Alors que 32 millions d’électeurs congolais sont invités à se déplacer dans les bureaux de vote pour élire leurs président et députés lundi 28 novembre, de sérieux troubles ont provoqué la mort de plusieurs personnes dans les régions du Kasaï et du Katanga. Plusieurs bureaux de vote ont également été incendiés dans la ville de Kananga, fief de Tshisekedi. Le bilan des événements à la mi-journée.

En ce lundi 28 novembre, jour de double scrutin présidentiel et législatif en République démocratique du Congo (RDC), la situation est aussi explosive à Lubumbashi dans le sud, que le calme règne dans les bureaux de vote de Kinshasa.

Dans les rues de la capitale, théâtre ces dernières semaines de fortes tensions pré-électorales, les observateurs internationaux se félicitent pour le moment du calme qui entoure les élections.

Trois morts et une attaque de convoi à Lubumbashi

Tout l’inverse du centre et du sud du pays, où les incidents violents et les rumeurs de fraude se multiplient. À Lubumbashi, déjà épicentre de violents affrontements lors de la campagne électorale, les hostilités ont commencé dès l’aube lorsqu’un convoi de huit jeeps transportant des milliers de bulletins de vote a été attaqué par des hommes armés se revendiquant du mouvement des indépendantistes du Katanga. Deux des véhicules et près de 1 000 bulletins de vote ont brûlé, selon des observateurs de l’ONU présents sur place.

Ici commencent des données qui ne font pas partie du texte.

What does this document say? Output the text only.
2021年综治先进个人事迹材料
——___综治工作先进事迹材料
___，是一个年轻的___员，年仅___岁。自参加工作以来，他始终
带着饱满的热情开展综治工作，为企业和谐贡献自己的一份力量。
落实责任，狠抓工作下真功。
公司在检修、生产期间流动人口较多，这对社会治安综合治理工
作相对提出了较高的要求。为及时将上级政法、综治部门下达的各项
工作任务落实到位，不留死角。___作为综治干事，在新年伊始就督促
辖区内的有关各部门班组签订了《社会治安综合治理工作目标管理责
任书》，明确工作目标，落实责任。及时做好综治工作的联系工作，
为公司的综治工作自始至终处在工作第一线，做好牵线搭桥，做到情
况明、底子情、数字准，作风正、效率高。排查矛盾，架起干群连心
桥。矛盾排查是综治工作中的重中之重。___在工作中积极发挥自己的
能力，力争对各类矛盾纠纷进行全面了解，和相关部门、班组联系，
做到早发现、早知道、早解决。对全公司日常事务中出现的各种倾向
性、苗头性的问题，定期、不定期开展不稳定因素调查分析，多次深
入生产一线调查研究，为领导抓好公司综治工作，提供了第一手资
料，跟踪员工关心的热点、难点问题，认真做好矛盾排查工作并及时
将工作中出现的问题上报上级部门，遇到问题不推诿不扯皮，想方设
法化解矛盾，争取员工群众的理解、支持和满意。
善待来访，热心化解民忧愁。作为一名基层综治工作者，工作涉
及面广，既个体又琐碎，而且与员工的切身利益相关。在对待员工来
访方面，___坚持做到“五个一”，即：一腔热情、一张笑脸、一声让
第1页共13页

Toujours dans la capitale du Katanga, l’attaque d’un bureau de vote par des hommes armés s’est terminée dans le sang. Deux policiers ayant tenté de s’interposer et une électrice sont décédés suite à un échange de tirs. Les autorités congolaises ont annoncé, en début d’après-midi, avoir tué trois assaillants et en avoir arrêté sept autres.

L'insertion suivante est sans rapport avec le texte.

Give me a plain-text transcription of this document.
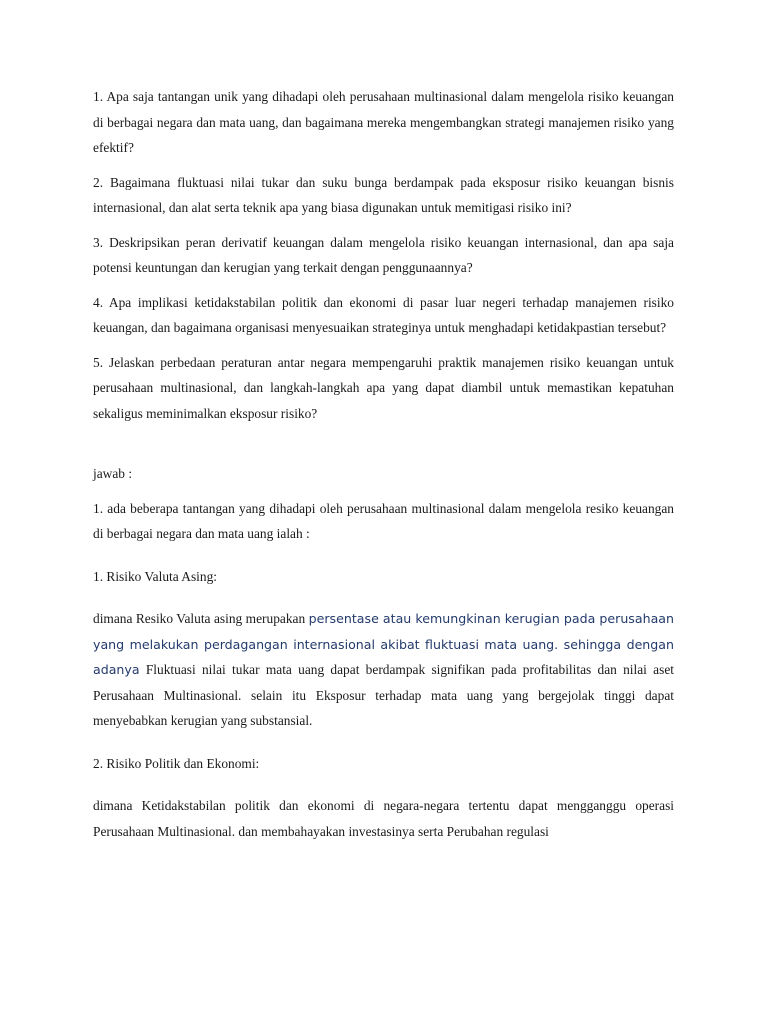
1. Apa saja tantangan unik yang dihadapi oleh perusahaan multinasional dalam mengelola risiko keuangan di berbagai negara dan mata uang, dan bagaimana mereka mengembangkan strategi manajemen risiko yang efektif?

2. Bagaimana fluktuasi nilai tukar dan suku bunga berdampak pada eksposur risiko keuangan bisnis internasional, dan alat serta teknik apa yang biasa digunakan untuk memitigasi risiko ini?

3. Deskripsikan peran derivatif keuangan dalam mengelola risiko keuangan internasional, dan apa saja potensi keuntungan dan kerugian yang terkait dengan penggunaannya?

4. Apa implikasi ketidakstabilan politik dan ekonomi di pasar luar negeri terhadap manajemen risiko keuangan, dan bagaimana organisasi menyesuaikan strateginya untuk menghadapi ketidakpastian tersebut?

5. Jelaskan perbedaan peraturan antar negara mempengaruhi praktik manajemen risiko keuangan untuk perusahaan multinasional, dan langkah-langkah apa yang dapat diambil untuk memastikan kepatuhan sekaligus meminimalkan eksposur risiko?

jawab :

1. ada beberapa tantangan yang dihadapi oleh perusahaan multinasional dalam mengelola resiko keuangan di berbagai negara dan mata uang ialah :

1. Risiko Valuta Asing:

dimana Resiko Valuta asing merupakan persentase atau kemungkinan kerugian pada perusahaan yang melakukan perdagangan internasional akibat fluktuasi mata uang. sehingga dengan adanya Fluktuasi nilai tukar mata uang dapat berdampak signifikan pada profitabilitas dan nilai aset Perusahaan Multinasional. selain itu Eksposur terhadap mata uang yang bergejolak tinggi dapat menyebabkan kerugian yang substansial.

2. Risiko Politik dan Ekonomi:

dimana Ketidakstabilan politik dan ekonomi di negara-negara tertentu dapat mengganggu operasi Perusahaan Multinasional. dan membahayakan investasinya serta Perubahan regulasi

Nombreux incidents à Kananga

Autre nœud de tension, la province du Kasaï-occidental et plus particulièrement la ville de Kananga où près de 15 bureaux de vote ont été incendiés dans la matinée par des milliers d’électeurs mécontents. Dans cette région, fief de l'opposant et candidat à la présidentielle Étienne Tshisekedi, des centaines de bulletins ont également été dérobés et des bourrages d’urnes ont dénoncés par des membres de partis politiques. Selon Radio Okapi, le matériel électoral n’est arrivé que vers 13 heures dans de nombreux bureaux de vote de Kananga et le scrutin n’a débuté qu’à 14 heures.

Excepté dans le centre de la RDC, où l’attaque d’un convoi acheminant des bulletins de vote a entraîné le décès de cinq personnes, aucun autre incident grave n’avait été signalé à la mi-journée dans le reste du pays.